Rishi Sunak's suggestion that a "Stormont brake" could potentially block any new EU laws being introduced in Northern Ireland sounds very dramatic.
It suggests an "emergency handbrake" to put a halt to any new laws from Brussels.
The "brake" means the UK could veto any new EU laws to be applied in Northern Ireland if opposed by a majority of unionists or nationalists in the Stormont Assembly.
The European Commission's explainer states that the British government could - at the request of 30 members of the Assembly - veto the application of new EU legal provisions.
It stipulates that the mechanism can only be triggered "under the most exceptional circumstances, as a matter of last resort" and not for "trivial matters".
That sounds pretty straightforward. It seems that all it would take to apply the handbrake would be for 30 or more members of the Stormont Assembly from at least two parties to sign a Petition of Concern that would then trigger action by the British Government.
But the petition can only be signed if powersharing is restored.

The Windsor Framework states that the Stormont Executive must be operational, including having a First and Deputy First Minister in post, and must be "in regular session".
So, the DUP would have to agree to restore powersharing to have access to the brake.
Then comes the question of what happens after the Petition of Concern becomes active.
The Framework states that the mechanism is "without prejudice to the status of cross-community voting and safeguards in the 1998 Agreement which apply solely and exclusively to devolved matters".
It also references the New Decade New Approach agreement which formed the basis for the restoration of the Stormont Assembly after a three-year suspension in January 2020.
The NDNA states that a 14-day consultation period would follow the triggering of a Petition of Concern and there would then be a vote in the Assembly.

Under the voting rules in Stormont, this would be a cross-community vote that would require the backing of a majority of nationalist and unionist Assembly members.
On that reading, if in the future the EU wants to apply new regulations in Northern Ireland, the Stormont Assembly would have to give its consent to diverge from regulations that apply in the rest of the UK.
If the DUP objected to the planned new laws,it would trigger a Petition of Concern and the gathering of the signatures of 30 or more unionists would mean there not be a majority of unionists in favour of divergence and that would then trigger an intervention by the British government.
But the DUP view is that this is a very different mechanism and that the triggering of a Petition of Concern with the 30 required signatures would trigger an immediate referral to the British government with a request for it to veto the EU law in question, with no vote in the Assembly.

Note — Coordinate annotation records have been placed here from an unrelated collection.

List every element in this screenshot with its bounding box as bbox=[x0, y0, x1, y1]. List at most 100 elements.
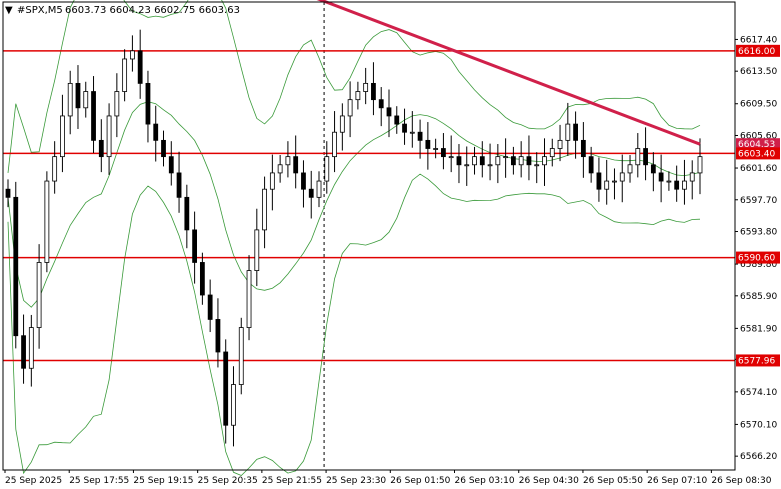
candle-body bbox=[347, 99, 353, 117]
x-tick-label: 25 Sep 2025 bbox=[5, 476, 62, 486]
y-tick-label: 6581.90 bbox=[740, 324, 777, 334]
x-tick-label: 26 Sep 08:30 bbox=[711, 476, 771, 486]
y-tick-label: 6609.50 bbox=[740, 100, 777, 110]
candle-body bbox=[98, 139, 104, 158]
candle-body bbox=[254, 229, 260, 271]
candle-body bbox=[75, 82, 81, 109]
candle-body bbox=[277, 164, 283, 174]
candle-body bbox=[44, 180, 50, 263]
candle-body bbox=[650, 164, 656, 174]
symbol-label: #SPX,M5 bbox=[17, 5, 63, 16]
y-tick-label: 6597.70 bbox=[740, 196, 777, 206]
candle-body bbox=[339, 115, 345, 133]
candle-body bbox=[402, 123, 407, 133]
candle-body bbox=[192, 229, 198, 263]
candle-body bbox=[409, 131, 415, 134]
candle-body bbox=[526, 156, 532, 166]
candle-body bbox=[316, 180, 322, 198]
level-price-tag bbox=[736, 251, 780, 264]
current-price-tag bbox=[736, 147, 780, 160]
y-tick-label: 6613.50 bbox=[740, 67, 777, 77]
candle-body bbox=[137, 50, 143, 84]
candle-body bbox=[588, 156, 594, 174]
candle-body bbox=[176, 172, 182, 198]
candle-body bbox=[666, 180, 672, 183]
candle-body bbox=[456, 156, 462, 166]
level-price-label: 6590.60 bbox=[738, 254, 775, 264]
candle-body bbox=[231, 384, 236, 426]
candle-body bbox=[518, 156, 524, 166]
y-tick-label: 6589.80 bbox=[740, 260, 777, 270]
y-tick-label: 6585.90 bbox=[740, 292, 777, 302]
candle-body bbox=[238, 327, 244, 385]
candle-body bbox=[106, 115, 112, 158]
candle-body bbox=[355, 91, 361, 101]
candle-body bbox=[674, 180, 680, 190]
level-price-label: 6616.00 bbox=[738, 47, 775, 57]
candle-body bbox=[604, 180, 610, 190]
candle-body bbox=[619, 172, 625, 182]
candle-body bbox=[130, 50, 135, 60]
ma-price-tag bbox=[736, 138, 780, 151]
x-tick-label: 26 Sep 01:50 bbox=[390, 476, 450, 486]
candle-body bbox=[122, 58, 128, 92]
candle-body bbox=[184, 196, 190, 231]
candle-body bbox=[417, 131, 423, 141]
candle-body bbox=[378, 99, 384, 109]
x-tick-label: 26 Sep 07:10 bbox=[647, 476, 707, 486]
candle-body bbox=[285, 156, 291, 166]
candle-body bbox=[60, 115, 65, 158]
y-tick-label: 6593.80 bbox=[740, 228, 777, 238]
x-tick-label: 25 Sep 17:55 bbox=[69, 476, 129, 486]
bollinger-lower bbox=[7, 173, 701, 476]
x-tick-label: 26 Sep 05:50 bbox=[583, 476, 643, 486]
candle-body bbox=[495, 156, 501, 166]
candle-body bbox=[472, 156, 477, 166]
candle-body bbox=[534, 164, 540, 167]
candle-body bbox=[83, 91, 89, 109]
candle-body bbox=[262, 188, 267, 231]
candle-body bbox=[199, 262, 205, 296]
candle-body bbox=[91, 91, 96, 141]
chart-header: ▼ #SPX,M5 6603.73 6604.23 6602.75 6603.6… bbox=[5, 5, 240, 16]
x-tick-label: 26 Sep 04:30 bbox=[519, 476, 579, 486]
candle-body bbox=[301, 172, 306, 190]
candle-body bbox=[441, 148, 446, 158]
candle-body bbox=[36, 262, 42, 328]
candle-body bbox=[223, 351, 229, 426]
x-tick-label: 25 Sep 20:35 bbox=[198, 476, 258, 486]
candle-body bbox=[612, 180, 617, 183]
y-tick-label: 6570.10 bbox=[740, 420, 777, 430]
candle-body bbox=[363, 82, 369, 92]
candle-body bbox=[52, 156, 58, 182]
candle-body bbox=[487, 164, 493, 167]
y-tick-label: 6605.60 bbox=[740, 131, 777, 141]
collapse-arrow-icon[interactable]: ▼ bbox=[5, 5, 13, 16]
candle-body bbox=[394, 115, 400, 125]
candle-body bbox=[371, 82, 376, 101]
candle-body bbox=[67, 82, 73, 117]
y-tick-label: 6566.20 bbox=[740, 452, 777, 462]
candle-body bbox=[643, 148, 648, 166]
candle-body bbox=[573, 123, 578, 141]
candle-body bbox=[565, 123, 571, 141]
y-tick-label: 6617.40 bbox=[740, 35, 777, 45]
candle-body bbox=[13, 196, 19, 337]
candle-body bbox=[557, 139, 563, 149]
ma-price-label: 6604.53 bbox=[738, 140, 775, 150]
candle-body bbox=[161, 139, 166, 158]
candle-body bbox=[308, 188, 314, 198]
candle-body bbox=[689, 172, 695, 182]
x-tick-label: 25 Sep 23:30 bbox=[326, 476, 386, 486]
plot-frame bbox=[2, 1, 736, 471]
candle-body bbox=[386, 107, 392, 117]
candle-body bbox=[635, 148, 641, 166]
ohlc-readout: 6603.73 6604.23 6602.75 6603.63 bbox=[65, 5, 240, 16]
candles bbox=[5, 29, 703, 447]
candle-body bbox=[114, 91, 120, 117]
candle-body bbox=[269, 172, 275, 190]
candle-body bbox=[145, 82, 151, 125]
candle-body bbox=[448, 156, 454, 159]
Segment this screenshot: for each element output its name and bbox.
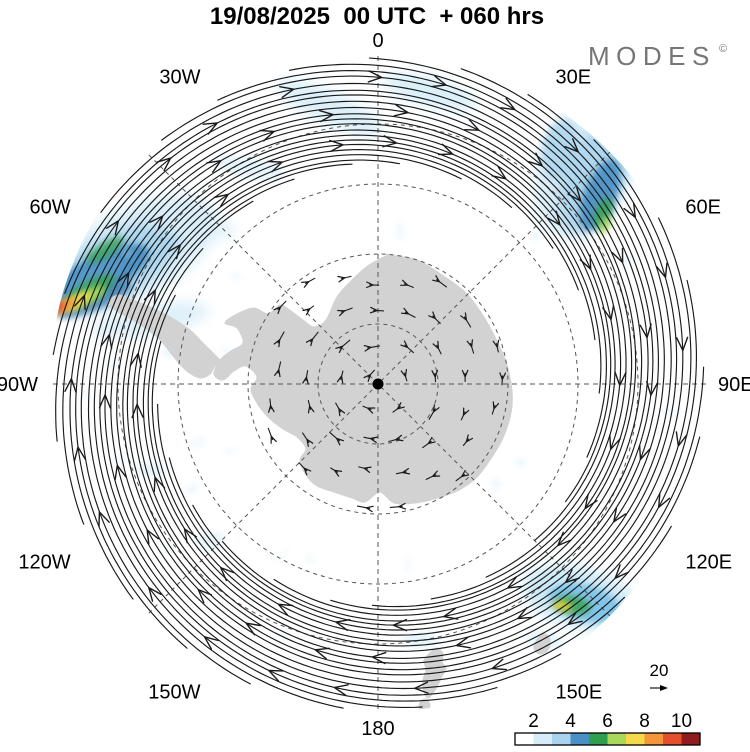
svg-text:30W: 30W bbox=[159, 67, 200, 89]
svg-text:180: 180 bbox=[361, 718, 394, 740]
svg-text:90E: 90E bbox=[718, 374, 750, 396]
svg-text:2: 2 bbox=[528, 711, 539, 732]
svg-text:10: 10 bbox=[671, 711, 692, 732]
svg-text:90W: 90W bbox=[0, 374, 38, 396]
svg-text:4: 4 bbox=[565, 711, 576, 732]
svg-text:150W: 150W bbox=[148, 681, 200, 703]
svg-text:6: 6 bbox=[602, 711, 613, 732]
svg-text:30E: 30E bbox=[556, 67, 592, 89]
svg-text:0: 0 bbox=[372, 30, 383, 52]
svg-text:120W: 120W bbox=[18, 552, 70, 574]
svg-text:8: 8 bbox=[639, 711, 650, 732]
svg-text:150E: 150E bbox=[556, 681, 603, 703]
svg-text:120E: 120E bbox=[685, 552, 732, 574]
svg-text:60E: 60E bbox=[685, 197, 721, 219]
svg-text:19/08/2025 00 UTC + 060 hrs: 19/08/2025 00 UTC + 060 hrs bbox=[210, 3, 544, 30]
svg-text:©: © bbox=[719, 43, 727, 55]
svg-text:60W: 60W bbox=[29, 197, 70, 219]
svg-text:MODES: MODES bbox=[588, 41, 716, 71]
svg-text:20: 20 bbox=[650, 661, 669, 680]
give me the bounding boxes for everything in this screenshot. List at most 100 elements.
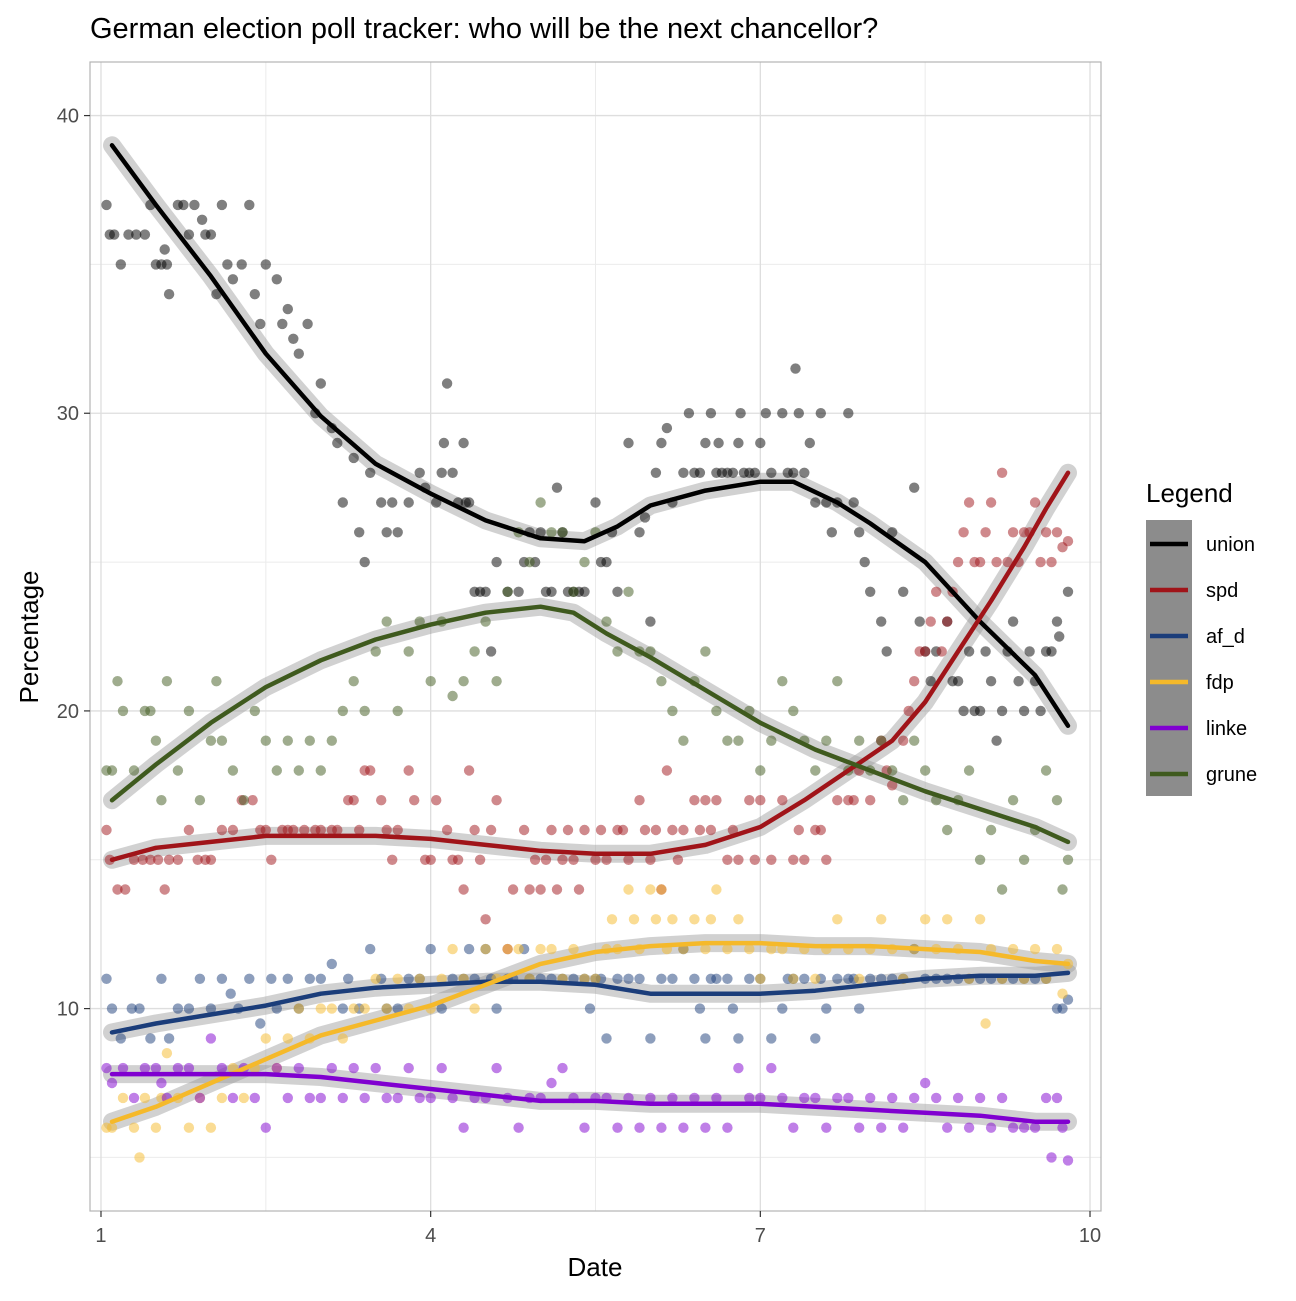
union-trend-line bbox=[109, 143, 1071, 729]
spd-poll-point bbox=[227, 824, 239, 836]
spd-poll-point bbox=[348, 795, 359, 806]
spd-poll-point bbox=[568, 854, 579, 865]
grune-poll-point bbox=[425, 676, 436, 687]
fdp-poll-point bbox=[469, 1003, 480, 1014]
fdp-poll-point bbox=[436, 973, 447, 984]
linke-poll-point bbox=[777, 1092, 788, 1104]
fdp-poll-point bbox=[628, 914, 640, 925]
grune-poll-point bbox=[974, 854, 986, 865]
fdp-poll-point bbox=[1029, 943, 1041, 955]
union-poll-point bbox=[1035, 705, 1046, 717]
af_d-poll-point bbox=[282, 973, 293, 984]
grune-poll-point bbox=[480, 616, 491, 627]
spd-poll-point bbox=[172, 854, 184, 865]
grune-poll-point bbox=[985, 824, 997, 836]
union-poll-point bbox=[365, 467, 376, 478]
af_d-poll-point bbox=[126, 1003, 137, 1014]
spd-poll-point bbox=[821, 854, 832, 865]
linke-poll-point bbox=[1018, 1122, 1030, 1133]
af_d-poll-point bbox=[584, 1003, 596, 1014]
x-tick-label: 4 bbox=[425, 1225, 436, 1247]
linke-poll-point bbox=[425, 1092, 436, 1104]
union-poll-point bbox=[766, 467, 777, 478]
fdp-poll-point bbox=[370, 973, 381, 984]
spd-poll-point bbox=[266, 854, 277, 865]
fdp-poll-point bbox=[766, 943, 777, 955]
spd-poll-point bbox=[392, 824, 403, 836]
grune-poll-point bbox=[678, 735, 689, 746]
union-poll-point bbox=[161, 259, 173, 270]
union-poll-point bbox=[958, 705, 969, 717]
grune-poll-point bbox=[766, 735, 777, 746]
spd-poll-point bbox=[793, 824, 804, 836]
grune-poll-point bbox=[557, 527, 568, 538]
union-poll-point bbox=[282, 303, 293, 315]
union-poll-point bbox=[925, 676, 936, 687]
linke-poll-point bbox=[101, 1062, 112, 1074]
union-poll-point bbox=[227, 274, 239, 285]
union-poll-point bbox=[678, 467, 689, 478]
spd-poll-point bbox=[376, 795, 387, 806]
af_d-poll-point bbox=[810, 1033, 821, 1044]
grune-poll-point bbox=[1018, 854, 1030, 865]
union-poll-point bbox=[438, 437, 450, 449]
spd-poll-point bbox=[540, 854, 552, 865]
spd-poll-point bbox=[705, 824, 717, 836]
fdp-poll-point bbox=[216, 1092, 228, 1104]
grune-poll-point bbox=[117, 705, 129, 717]
spd-poll-point bbox=[524, 884, 535, 895]
linke-poll-point bbox=[370, 1062, 381, 1074]
spd-poll-point bbox=[452, 854, 464, 865]
linke-poll-point bbox=[249, 1092, 260, 1104]
union-poll-point bbox=[163, 289, 175, 300]
grune-poll-point bbox=[414, 616, 425, 627]
fdp-poll-point bbox=[282, 1033, 293, 1044]
linke-poll-point bbox=[337, 1092, 348, 1104]
linke-poll-point bbox=[799, 1092, 810, 1104]
linke-poll-point bbox=[579, 1122, 590, 1133]
union-poll-point bbox=[788, 467, 799, 478]
spd-poll-point bbox=[463, 765, 475, 776]
af_d-poll-point bbox=[799, 973, 810, 984]
spd-poll-point bbox=[909, 676, 920, 687]
af_d-poll-point bbox=[216, 973, 228, 984]
spd-poll-point bbox=[546, 824, 557, 836]
linke-poll-point bbox=[304, 1092, 315, 1104]
grune-poll-point bbox=[370, 646, 381, 657]
af_d-poll-point bbox=[865, 973, 876, 984]
union-poll-point bbox=[705, 408, 717, 419]
spd-poll-point bbox=[507, 884, 519, 895]
af_d-poll-point bbox=[266, 973, 277, 984]
spd-poll-point bbox=[1051, 527, 1063, 538]
grune-poll-point bbox=[502, 586, 513, 597]
grune-poll-point bbox=[392, 705, 403, 717]
grune-poll-point bbox=[106, 765, 118, 776]
union-poll-point bbox=[183, 229, 195, 240]
union-poll-point bbox=[222, 259, 233, 270]
linke-poll-point bbox=[1062, 1155, 1074, 1166]
grune-poll-point bbox=[271, 765, 282, 776]
spd-poll-point bbox=[441, 824, 453, 836]
fdp-poll-point bbox=[293, 1003, 304, 1014]
linke-poll-point bbox=[139, 1062, 151, 1074]
union-poll-point bbox=[458, 437, 469, 449]
linke-poll-point bbox=[205, 1033, 217, 1044]
grune-poll-point bbox=[996, 884, 1008, 895]
af_d-poll-point bbox=[337, 1003, 348, 1014]
fdp-poll-point bbox=[359, 1003, 370, 1014]
linke-poll-point bbox=[963, 1122, 975, 1133]
fdp-poll-point bbox=[480, 943, 491, 955]
grune-poll-point bbox=[337, 705, 348, 717]
grune-poll-point bbox=[293, 765, 304, 776]
linke-poll-point bbox=[1057, 1122, 1068, 1133]
legend-label-fdp: fdp bbox=[1206, 672, 1234, 694]
union-poll-point bbox=[865, 586, 876, 597]
union-poll-point bbox=[612, 586, 623, 597]
af_d-poll-point bbox=[711, 973, 722, 984]
fdp-poll-point bbox=[1007, 943, 1019, 955]
union-poll-point bbox=[436, 467, 447, 478]
union-poll-point bbox=[255, 318, 266, 330]
spd-poll-point bbox=[562, 824, 574, 836]
fdp-poll-point bbox=[974, 914, 986, 925]
spd-poll-point bbox=[145, 854, 156, 865]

A brake on the proposed law would be applied immediately while the UK considered its response.
If the UK was to agree and decided to veto the law there would be engagement with the EU, which has insisted the European Court of Justice will be the final arbiter in any legal dispute.
So does that mean the ECJ could veto the veto?
These are issues the DUP and other Stormont parties are likely to want clarified.
The devil will be in the detail of the underpinning legal text on the issue.
"What happened today is that the foundations have been dug, and in the future the legal text will provide the concrete for those foundations," explained a senior DUP source.
"Until the concrete is poured, the foundations will not provide the basis to rebuild a stable power sharing government.